冒頭の短編だと、タイ人とアメリカ人とのあいのこ子で、やっぱり外人相手に愛人やアテンドなどをやって暮らしている男の子がいて、イーストウッドという名前の豚を飼っていますが、外国人は来て去っていく存在です。

彼のママンは、在タイ米軍か誰かの合いの子を産んだ割には、外人なんか相手にするんじゃないよ、と言いますが、血は争えません。外人の女の子を象に載せて喜ばせたり、

また酔っ払った外人にイーストウッドがいじめられたことに腹を立て、現地民の特技、ヤシの木にスルスルと上り、上からヤシの木を投げまくって追い出したりします。

それから、お寺で行われる徴兵の抽選会、軍の偉い人に袖の下を出して徴兵逃れをする人たち、お金が無くて徴兵逃れをしなかった友人に侮蔑の目で見られる主人公、という筋書きのものもあります。

由緒正しい寺で行われる、公明正大な不正が圧倒的です。

新規立ち上げする風俗店の祝詞を上げたり、男根のお守りなどで儲け、児童買春などを野放しにしているタイの仏教の適当さが沁みます。
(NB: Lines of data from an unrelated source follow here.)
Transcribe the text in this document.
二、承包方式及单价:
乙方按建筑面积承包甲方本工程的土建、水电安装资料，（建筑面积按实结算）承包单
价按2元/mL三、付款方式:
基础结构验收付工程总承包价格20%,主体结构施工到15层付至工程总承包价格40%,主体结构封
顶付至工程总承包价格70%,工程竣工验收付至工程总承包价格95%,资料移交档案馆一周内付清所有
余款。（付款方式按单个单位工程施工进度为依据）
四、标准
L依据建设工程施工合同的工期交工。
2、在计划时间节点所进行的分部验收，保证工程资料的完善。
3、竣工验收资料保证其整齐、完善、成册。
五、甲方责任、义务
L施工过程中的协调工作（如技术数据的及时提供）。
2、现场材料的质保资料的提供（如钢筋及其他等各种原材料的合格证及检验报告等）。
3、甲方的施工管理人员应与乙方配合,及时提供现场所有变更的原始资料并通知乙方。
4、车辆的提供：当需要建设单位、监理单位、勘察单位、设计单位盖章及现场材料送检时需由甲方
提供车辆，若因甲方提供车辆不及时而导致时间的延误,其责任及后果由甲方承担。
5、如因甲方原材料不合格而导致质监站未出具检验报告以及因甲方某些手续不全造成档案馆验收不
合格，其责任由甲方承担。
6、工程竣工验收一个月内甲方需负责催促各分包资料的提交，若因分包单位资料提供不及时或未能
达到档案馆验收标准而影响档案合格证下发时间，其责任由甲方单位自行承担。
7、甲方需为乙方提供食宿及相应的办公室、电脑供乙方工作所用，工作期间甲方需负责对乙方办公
あとは、お兄さんと一緒に売春宿のようなところへ連れて行かれる、幼い男の子の話があり、弟は宿の片隅でうずくまって待っているのですが、

兄が部屋の中でしていることを考えると、自分もやりたいようなよくわからない感慨にとらわれて、店の片隅で吐いてしまい、店員に怒られ、

苦情を言われて、女の子との遊びを途中で切り上げてきた兄が、弟を連れて帰ります。スクーターに2ケツする2人の、帰り道の微妙な沈、とか。